Algebra: Solving Equation with DeltaXs

[JT73]

I watched some of the first video on the calculus lectures someone posted, but had a question about some of the algebra when he factors something out of the equation. I've noticed stuff like this is where I get messed up. If someone could explain how this equation:
[1/(x + deltax) - 1/(x)] / deltax

turns into

(1/deltax)[(x - (x + deltax)) /(x + delta x)(x)]

The "X"s, not the "deltaXs", were written with a little subscript zero to the bottom of them, but I don't know how to do that on my keyboard, my apologies. Also, it may hard to read the way it is written, but hopefully you guys can get the jist of it. Thanks

 

[gsal]

First, instead of having a numerator and denominator fraction where the numerator itself consists of fractions with their own numerator and denominator...you need to take the denominator and pull it out (1/delta) as multiplying the whole numerator...

...now, you should have the multiplication of two factors: (1/delat) and the rest.

then, you take the second factor and join them using a common denominator.

 

[Deveno]

$$\frac{\frac{1}{x_0 + \Delta x}-\frac{1}{x_0}}{\Delta x} = \left(\frac{1}{\Delta x}\right)\left(\frac{1}{x_0 + \Delta x}-\frac{1}{x_0}\right)$$

$$= \left(\frac{1}{\Delta x}\right)\left( \frac{x_0}{(x_0+\Delta x)(x_0)} - \frac{x_0+\Delta x}{(x_0+\Delta x)(x_0)}\right)$$

$$= \left(\frac{1}{\Delta x}\right)\left( \frac{x_0 - (x_0 + \Delta x)}{(x_0 + \Delta x)(x_0)}\right) = \left(\frac{1}{\Delta x}\right)\left( \frac{-\Delta x}{(x_0 + \Delta x)(x_0)}\right)$$

$$= \frac{-1}{(x_0 + \Delta x)(x_0)}$$

commentary:

in the first step, we note that division by u is the same thing as multiplication by 1/u (here our "u" is "delta x").

next, we multiply each fraction in the difference, by the denominator of the other fraction in the difference, to get a common denominator:

(a/b - c/d) = ((a/b)(1) - (c/d)(1)) = ((a/b)(d/d) - (c/d)(b/b)) = ((ad)/(bd) - (bc)/(bd)) <--common denominator of bd

once we have a common denominator, we can subtract numerators:

(ad)/(bd) - (bc)/(bd) = (ad - bc)/(bd) (this is just the standard rule for subtracting fractions).
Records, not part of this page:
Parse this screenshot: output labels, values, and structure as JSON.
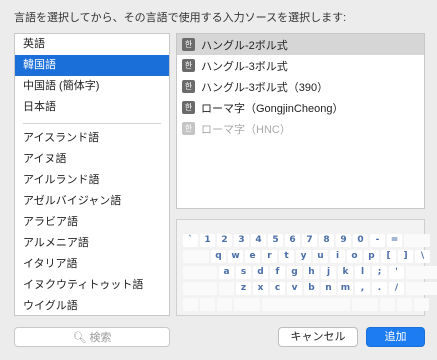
{
  "instruction": "言語を選択してから、その言語で使用する入力ソースを選択します:",
  "languages": [
    {
      "label": "英語",
      "selected": false
    },
    {
      "label": "韓国語",
      "selected": true
    },
    {
      "label": "中国語 (簡体字)",
      "selected": false
    },
    {
      "label": "日本語",
      "selected": false
    },
    {
      "label": "アイスランド語",
      "selected": false
    },
    {
      "label": "アイヌ語",
      "selected": false
    },
    {
      "label": "アイルランド語",
      "selected": false
    },
    {
      "label": "アゼルバイジャン語",
      "selected": false
    },
    {
      "label": "アラビア語",
      "selected": false
    },
    {
      "label": "アルメニア語",
      "selected": false
    },
    {
      "label": "イタリア語",
      "selected": false
    },
    {
      "label": "イヌクウティトゥット語",
      "selected": false
    },
    {
      "label": "ウイグル語",
      "selected": false
    }
  ],
  "input_sources": [
    {
      "label": "ハングル-2ボル式",
      "icon": "hangul-icon",
      "glyph": "한",
      "selected": true,
      "enabled": true
    },
    {
      "label": "ハングル-3ボル式",
      "icon": "hangul-icon",
      "glyph": "한",
      "selected": false,
      "enabled": true
    },
    {
      "label": "ハングル-3ボル式（390）",
      "icon": "hangul-icon",
      "glyph": "한",
      "selected": false,
      "enabled": true
    },
    {
      "label": "ローマ字（GongjinCheong）",
      "icon": "hangul-icon",
      "glyph": "한",
      "selected": false,
      "enabled": true
    },
    {
      "label": "ローマ字（HNC）",
      "icon": "hangul-icon",
      "glyph": "한",
      "selected": false,
      "enabled": false
    }
  ],
  "keyboard": {
    "row1": [
      "`",
      "1",
      "2",
      "3",
      "4",
      "5",
      "6",
      "7",
      "8",
      "9",
      "0",
      "-",
      "="
    ],
    "row2": [
      "q",
      "w",
      "e",
      "r",
      "t",
      "y",
      "u",
      "i",
      "o",
      "p",
      "[",
      "]",
      "\\"
    ],
    "row3": [
      "a",
      "s",
      "d",
      "f",
      "g",
      "h",
      "j",
      "k",
      "l",
      ";",
      "'"
    ],
    "row4": [
      "z",
      "x",
      "c",
      "v",
      "b",
      "n",
      "m",
      ",",
      ".",
      "/"
    ]
  },
  "search": {
    "placeholder": "検索",
    "icon": "search-icon"
  },
  "buttons": {
    "cancel": "キャンセル",
    "add": "追加"
  },
  "colors": {
    "selection": "#1a6fd9",
    "primary_button": "#1e7cf2",
    "key_text": "#4b6ea8"
  }
}
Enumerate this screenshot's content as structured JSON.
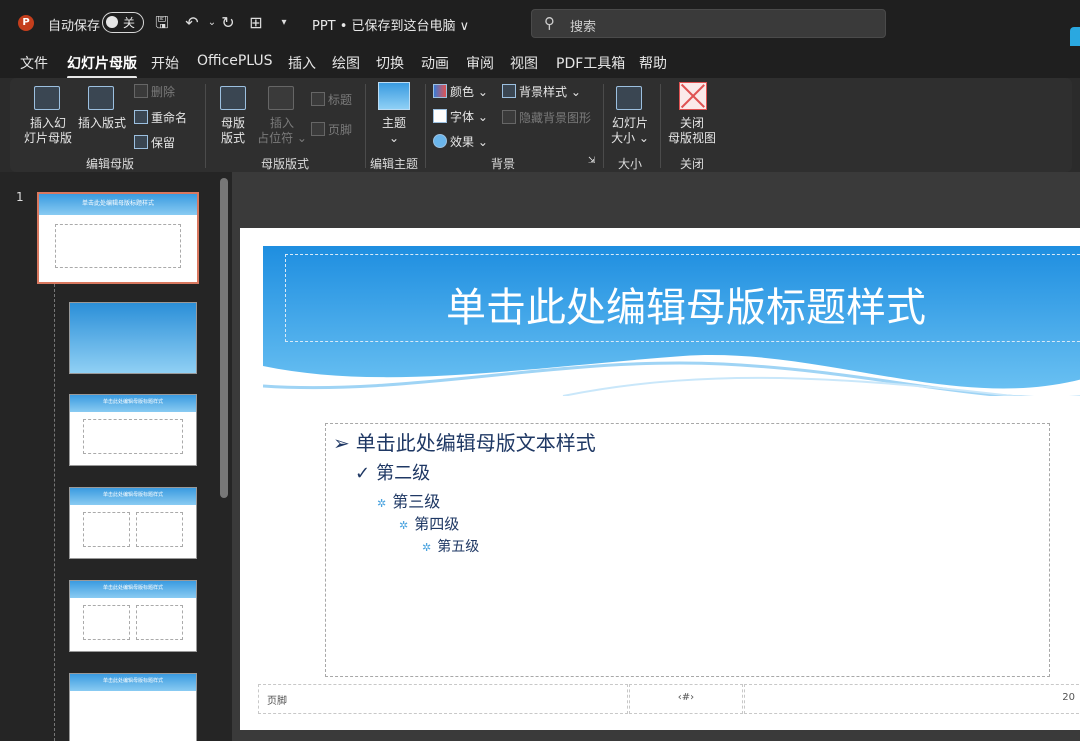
{
  "titlebar": {
    "app_icon": "P",
    "autosave_label": "自动保存",
    "autosave_state": "关",
    "doc_title": "PPT • 已保存到这台电脑 ∨",
    "search_placeholder": "搜索"
  },
  "tabs": [
    "文件",
    "幻灯片母版",
    "开始",
    "OfficePLUS",
    "插入",
    "绘图",
    "切换",
    "动画",
    "审阅",
    "视图",
    "PDF工具箱",
    "帮助"
  ],
  "ribbon": {
    "insert_slide_master": [
      "插入幻",
      "灯片母版"
    ],
    "insert_layout": "插入版式",
    "delete": "删除",
    "rename": "重命名",
    "preserve": "保留",
    "group_edit_master": "编辑母版",
    "master_layout": [
      "母版",
      "版式"
    ],
    "insert_placeholder": [
      "插入",
      "占位符 ⌄"
    ],
    "title_check": "标题",
    "footer_check": "页脚",
    "group_master_layout": "母版版式",
    "themes": [
      "主题",
      "⌄"
    ],
    "group_edit_theme": "编辑主题",
    "colors": "颜色 ⌄",
    "fonts": "字体 ⌄",
    "effects": "效果 ⌄",
    "background_styles": "背景样式 ⌄",
    "hide_bg_graphics": "隐藏背景图形",
    "group_background": "背景",
    "slide_size": [
      "幻灯片",
      "大小 ⌄"
    ],
    "group_size": "大小",
    "close_master": [
      "关闭",
      "母版视图"
    ],
    "group_close": "关闭"
  },
  "thumbnails": {
    "slide_number": "1",
    "main_title": "单击此处编辑母版标题样式",
    "layout_title": "单击此处编辑母版标题样式"
  },
  "slide": {
    "title": "单击此处编辑母版标题样式",
    "levels": [
      {
        "bullet": "➢",
        "text": "单击此处编辑母版文本样式"
      },
      {
        "bullet": "✓",
        "text": "第二级"
      },
      {
        "bullet": "✲",
        "text": "第三级"
      },
      {
        "bullet": "✲",
        "text": "第四级"
      },
      {
        "bullet": "✲",
        "text": "第五级"
      }
    ],
    "footer_text": "页脚",
    "page_marker": "‹#›",
    "date_text": "20"
  }
}
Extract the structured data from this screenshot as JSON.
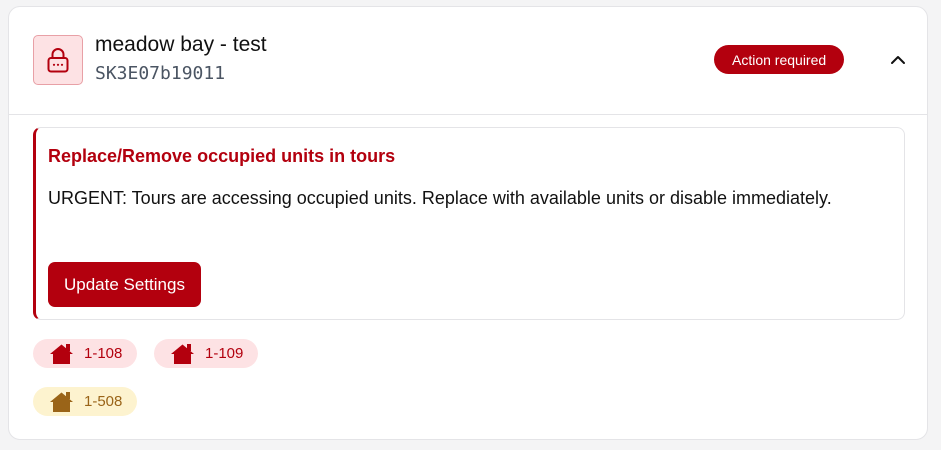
{
  "site": {
    "name": "meadow bay - test",
    "code": "SK3E07b19011",
    "status": "Action required",
    "lock_icon": "lock-icon",
    "toggle_icon": "chevron-up-icon"
  },
  "alert": {
    "title": "Replace/Remove occupied units in tours",
    "message": "URGENT: Tours are accessing occupied units. Replace with available units or disable immediately.",
    "button_label": "Update Settings"
  },
  "units": [
    {
      "label": "1-108",
      "state": "occupied",
      "icon": "house-icon"
    },
    {
      "label": "1-109",
      "state": "occupied",
      "icon": "house-icon"
    },
    {
      "label": "1-508",
      "state": "pending",
      "icon": "house-icon"
    }
  ],
  "colors": {
    "accent_red": "#b3000e",
    "chip_red_bg": "#fde2e4",
    "chip_amber_bg": "#fdf3cf",
    "chip_amber_text": "#9a6418"
  }
}
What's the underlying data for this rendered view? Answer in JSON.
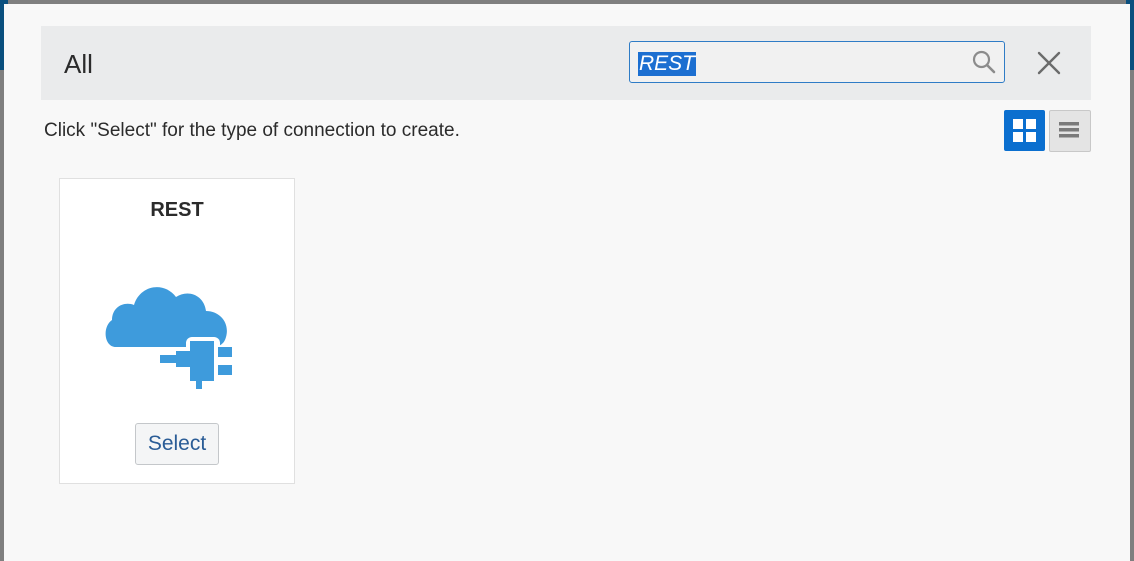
{
  "header": {
    "title": "All"
  },
  "search": {
    "value": "REST"
  },
  "instructions": "Click \"Select\" for the type of connection to create.",
  "view_toggle": {
    "active": "grid"
  },
  "cards": [
    {
      "title": "REST",
      "icon": "cloud-plug-icon",
      "button_label": "Select"
    }
  ],
  "colors": {
    "accent": "#0b6fcf",
    "icon_blue": "#3e9bdc",
    "selection": "#1c6fd1"
  }
}
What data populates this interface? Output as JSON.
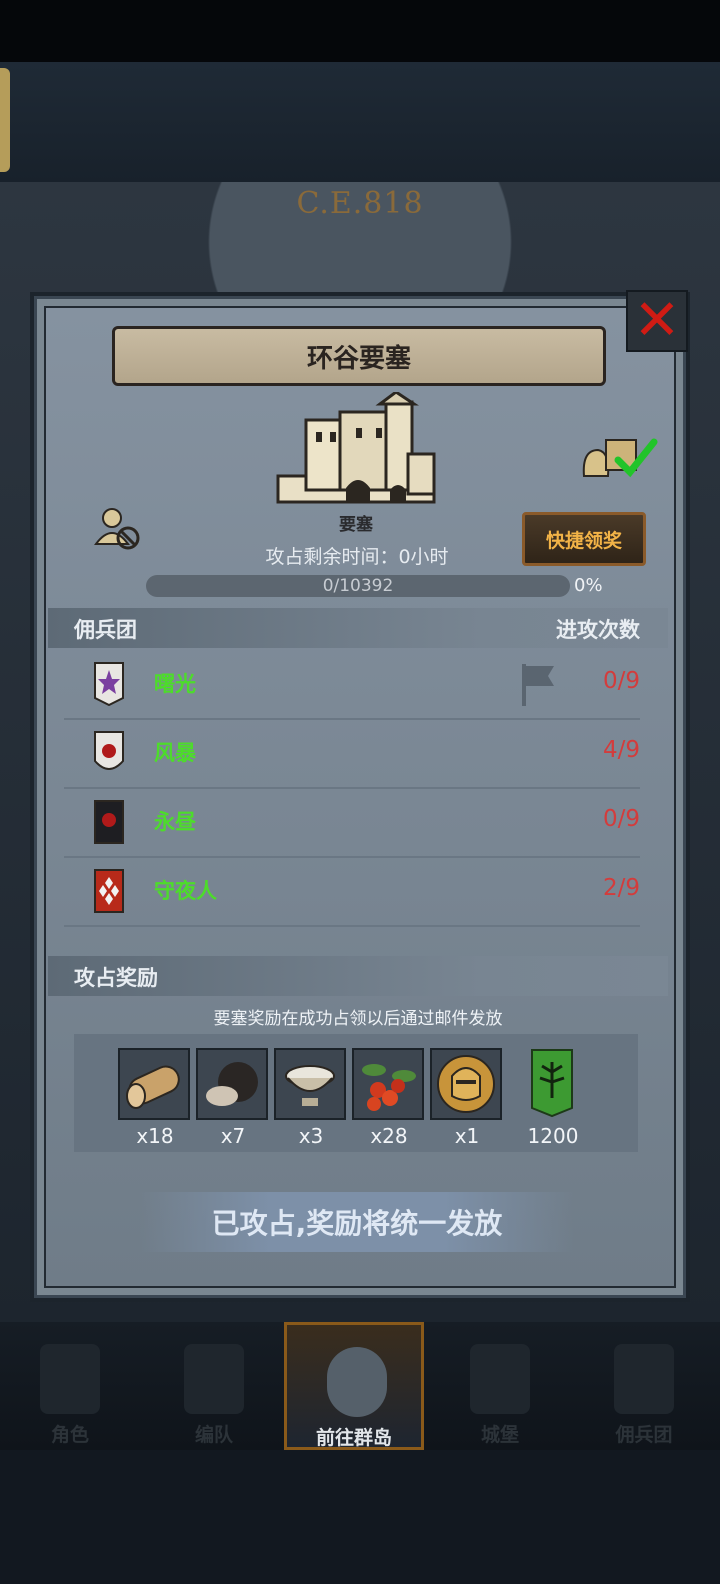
{
  "era": "C.E.818",
  "modal": {
    "title": "环谷要塞",
    "building_label": "要塞",
    "quick_claim_label": "快捷领奖",
    "time_label": "攻占剩余时间：0小时",
    "progress": {
      "text": "0/10392",
      "percent_label": "0%",
      "fraction": 0.0
    }
  },
  "mercenary_section": {
    "title": "佣兵团",
    "attack_count_header": "进攻次数",
    "rows": [
      {
        "name": "曙光",
        "count": "0/9",
        "banner_color": "#e8e6e2",
        "emblem_color": "#7a3fa0",
        "flag": true
      },
      {
        "name": "风暴",
        "count": "4/9",
        "banner_color": "#e8e6e2",
        "emblem_color": "#b01a1a",
        "flag": false
      },
      {
        "name": "永昼",
        "count": "0/9",
        "banner_color": "#1e1e22",
        "emblem_color": "#b01a1a",
        "flag": false
      },
      {
        "name": "守夜人",
        "count": "2/9",
        "banner_color": "#b82a1a",
        "emblem_color": "#f2f2f2",
        "flag": false
      }
    ]
  },
  "reward_section": {
    "title": "攻占奖励",
    "note": "要塞奖励在成功占领以后通过邮件发放",
    "items": [
      {
        "icon": "wood-log-icon",
        "qty": "x18"
      },
      {
        "icon": "truffle-icon",
        "qty": "x7"
      },
      {
        "icon": "salt-bowl-icon",
        "qty": "x3"
      },
      {
        "icon": "berries-icon",
        "qty": "x28"
      },
      {
        "icon": "knight-helmet-icon",
        "qty": "x1"
      },
      {
        "icon": "tree-banner-icon",
        "qty": "1200"
      }
    ]
  },
  "status_banner": "已攻占,奖励将统一发放",
  "nav": {
    "items": [
      {
        "label": "角色",
        "icon": "knight-icon"
      },
      {
        "label": "编队",
        "icon": "helmet-icon"
      },
      {
        "label": "前往群岛",
        "icon": "globe-icon",
        "active": true
      },
      {
        "label": "城堡",
        "icon": "castle-icon"
      },
      {
        "label": "佣兵团",
        "icon": "mercenary-icon"
      }
    ]
  }
}
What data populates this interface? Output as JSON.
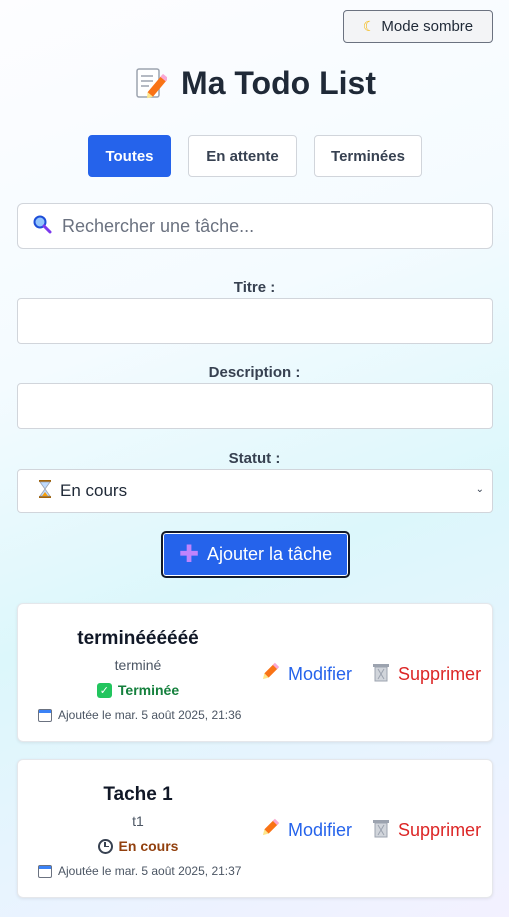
{
  "header": {
    "dark_mode_label": "Mode sombre",
    "title": "Ma Todo List"
  },
  "filters": [
    {
      "label": "Toutes",
      "active": true
    },
    {
      "label": "En attente",
      "active": false
    },
    {
      "label": "Terminées",
      "active": false
    }
  ],
  "search": {
    "placeholder": "Rechercher une tâche..."
  },
  "form": {
    "title_label": "Titre :",
    "title_value": "",
    "description_label": "Description :",
    "description_value": "",
    "status_label": "Statut :",
    "status_value": "En cours",
    "submit_label": "Ajouter la tâche"
  },
  "tasks": [
    {
      "title": "terminéééééé",
      "description": "terminé",
      "status": "Terminée",
      "status_color": "#15803d",
      "date": "Ajoutée le mar. 5 août 2025, 21:36",
      "edit_label": "Modifier",
      "delete_label": "Supprimer"
    },
    {
      "title": "Tache 1",
      "description": "t1",
      "status": "En cours",
      "status_color": "#92400e",
      "date": "Ajoutée le mar. 5 août 2025, 21:37",
      "edit_label": "Modifier",
      "delete_label": "Supprimer"
    }
  ],
  "colors": {
    "accent": "#2563eb",
    "delete": "#dc2626",
    "done": "#15803d",
    "in_progress": "#92400e"
  }
}
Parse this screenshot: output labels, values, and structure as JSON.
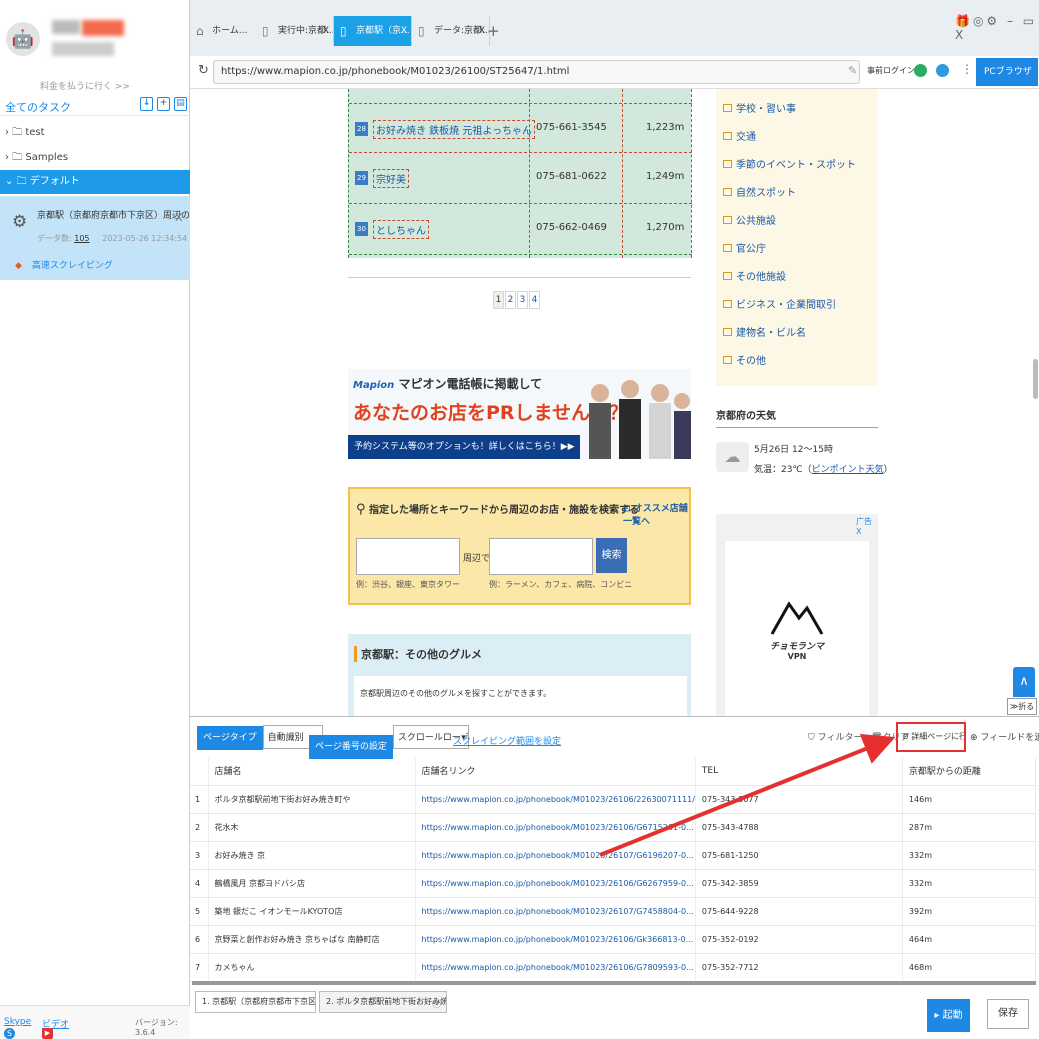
{
  "left": {
    "pay_label": "料金を払うに行く >>",
    "all_tasks": "全てのタスク",
    "tree": [
      {
        "label": "test",
        "prefix": "› 🗀 "
      },
      {
        "label": "Samples",
        "prefix": "› 🗀 "
      },
      {
        "label": "デフォルト",
        "prefix": "⌄ 🗀 "
      }
    ],
    "task": {
      "title": "京都駅（京都府京都市下京区）周辺のお好...",
      "count_label": "データ数:",
      "count": "105",
      "date": "2023-05-26 12:34:54",
      "mode": "高速スクレイピング"
    },
    "footer": {
      "skype": "Skype",
      "video": "ビデオ",
      "version": "バージョン: 3.6.4"
    }
  },
  "tabs": [
    {
      "label": "ホーム..."
    },
    {
      "label": "実行中:京都..."
    },
    {
      "label": "京都駅（京..."
    },
    {
      "label": "データ:京都..."
    }
  ],
  "addr": {
    "url": "https://www.mapion.co.jp/phonebook/M01023/26100/ST25647/1.html",
    "login": "事前ログイン",
    "pc_browser": "PCブラウザ"
  },
  "web": {
    "rows": [
      {
        "n": "28",
        "name": "お好み焼き 鉄板焼 元祖よっちゃん",
        "tel": "075-661-3545",
        "dist": "1,223m"
      },
      {
        "n": "29",
        "name": "宗好美",
        "tel": "075-681-0622",
        "dist": "1,249m"
      },
      {
        "n": "30",
        "name": "としちゃん",
        "tel": "075-662-0469",
        "dist": "1,270m"
      }
    ],
    "pages": [
      "1",
      "2",
      "3",
      "4"
    ],
    "banner": {
      "line1": "マピオン電話帳に掲載して",
      "line2": "あなたのお店をPRしませんか？",
      "line3": "予約システム等のオプションも！詳しくはこちら！▶▶",
      "logo": "Mapion"
    },
    "search": {
      "heading": "指定した場所とキーワードから周辺のお店・施設を検索する",
      "link": "オススメ店舗一覧へ",
      "near": "周辺で",
      "button": "検索",
      "ex1": "例：渋谷、銀座、東京タワー",
      "ex2": "例：ラーメン、カフェ、病院、コンビニ"
    },
    "gourmet": {
      "heading": "京都駅：その他のグルメ",
      "body": "京都駅周辺のその他のグルメを探すことができます。"
    },
    "categories": [
      "学校・習い事",
      "交通",
      "季節のイベント・スポット",
      "自然スポット",
      "公共施設",
      "官公庁",
      "その他施設",
      "ビジネス・企業間取引",
      "建物名・ビル名",
      "その他"
    ],
    "weather": {
      "heading": "京都府の天気",
      "line1": "5月26日 12〜15時",
      "line2_prefix": "気温：23℃（",
      "line2_link": "ピンポイント天気",
      "line2_suffix": "）"
    },
    "ad": {
      "tag": "广告 X",
      "brand": "チョモランマ",
      "sub": "VPN"
    },
    "fold": "≫折る"
  },
  "panel": {
    "page_type_label": "ページタイプ",
    "page_type_value": "自動識別",
    "paging_label": "ページ番号の設定",
    "paging_value": "スクロールローディング",
    "scrape_range": "スクレイピング範囲を設定",
    "filter": "フィルター",
    "clear": "クリア",
    "detail": "詳細ページに行く",
    "add_field": "フィールドを追加",
    "columns": [
      "店舗名",
      "店舗名リンク",
      "TEL",
      "京都駅からの距離"
    ],
    "rows": [
      {
        "i": "1",
        "name": "ポルタ京都駅前地下街お好み焼き町や",
        "link": "https://www.mapion.co.jp/phonebook/M01023/26106/22630071111/",
        "tel": "075-343-3077",
        "dist": "146m"
      },
      {
        "i": "2",
        "name": "花水木",
        "link": "https://www.mapion.co.jp/phonebook/M01023/26106/G6715261-0...",
        "tel": "075-343-4788",
        "dist": "287m"
      },
      {
        "i": "3",
        "name": "お好み焼き 京",
        "link": "https://www.mapion.co.jp/phonebook/M01023/26107/G6196207-0...",
        "tel": "075-681-1250",
        "dist": "332m"
      },
      {
        "i": "4",
        "name": "鶴橋風月 京都ヨドバシ店",
        "link": "https://www.mapion.co.jp/phonebook/M01023/26106/G6267959-0...",
        "tel": "075-342-3859",
        "dist": "332m"
      },
      {
        "i": "5",
        "name": "築地 銀だこ イオンモールKYOTO店",
        "link": "https://www.mapion.co.jp/phonebook/M01023/26107/G7458804-0...",
        "tel": "075-644-9228",
        "dist": "392m"
      },
      {
        "i": "6",
        "name": "京野菜と創作お好み焼き 京ちゃばな 南静町店",
        "link": "https://www.mapion.co.jp/phonebook/M01023/26106/Gk366813-0...",
        "tel": "075-352-0192",
        "dist": "464m"
      },
      {
        "i": "7",
        "name": "カメちゃん",
        "link": "https://www.mapion.co.jp/phonebook/M01023/26106/G7809593-0...",
        "tel": "075-352-7712",
        "dist": "468m"
      }
    ],
    "bottom_tabs": [
      "1. 京都駅（京都府京都市下京区）...",
      "2. ポルタ京都駅前地下街お好み焼..."
    ],
    "run": "▸ 起動",
    "save": "保存"
  },
  "colors": {
    "accent": "#1e88e5",
    "highlight": "#e53030"
  }
}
once that is done, we cancel the "delta x's".

 

[JT73]

Oh man, you have my sincerest thanks. That is exactly what I needed to see. The ideas and concepts of most math that I have taken and studied on my own (calculus) do not seem to hard to me. It is just things I do not have down that well, here and there, that cause roadblocks. Like my initial question.

 

[CellCoree]

I understand that algebra can be confusing and challenging at times. It is important to have a solid understanding of algebra in order to solve equations and understand mathematical concepts, especially in fields such as calculus.

In this equation, we are trying to simplify the expression by factoring. The first thing to note is that the denominator, deltax, is common to both fractions. Therefore, we can factor it out and rewrite the equation as:

1/deltax * (1/(x+deltax) - 1/x)

Next, we can simplify the fractions by finding a common denominator. In this case, the common denominator is (x+deltax)(x). We can rewrite the fractions with this common denominator as:

1/deltax * [(x/(x+deltax)) - (x+deltax)/((x+deltax)(x))]

Now, we can combine the fractions by subtracting the numerators and keeping the common denominator:

1/deltax * [(x - (x+deltax))/((x+deltax)(x))]

Finally, we can simplify the numerator by distributing the negative sign and simplifying the expression to get the final answer:

1/deltax * [(x - x - deltax)/((x+deltax)(x))] = 1/deltax * (-deltax/((x+deltax)(x))) = (-1/(x+deltax)(x))

I hope this explanation helps to clarify how the equation was simplified. Remember to always look for common factors and common denominators when simplifying algebraic expressions. Practice makes perfect, so keep practicing and you will become more comfortable with algebraic manipulations.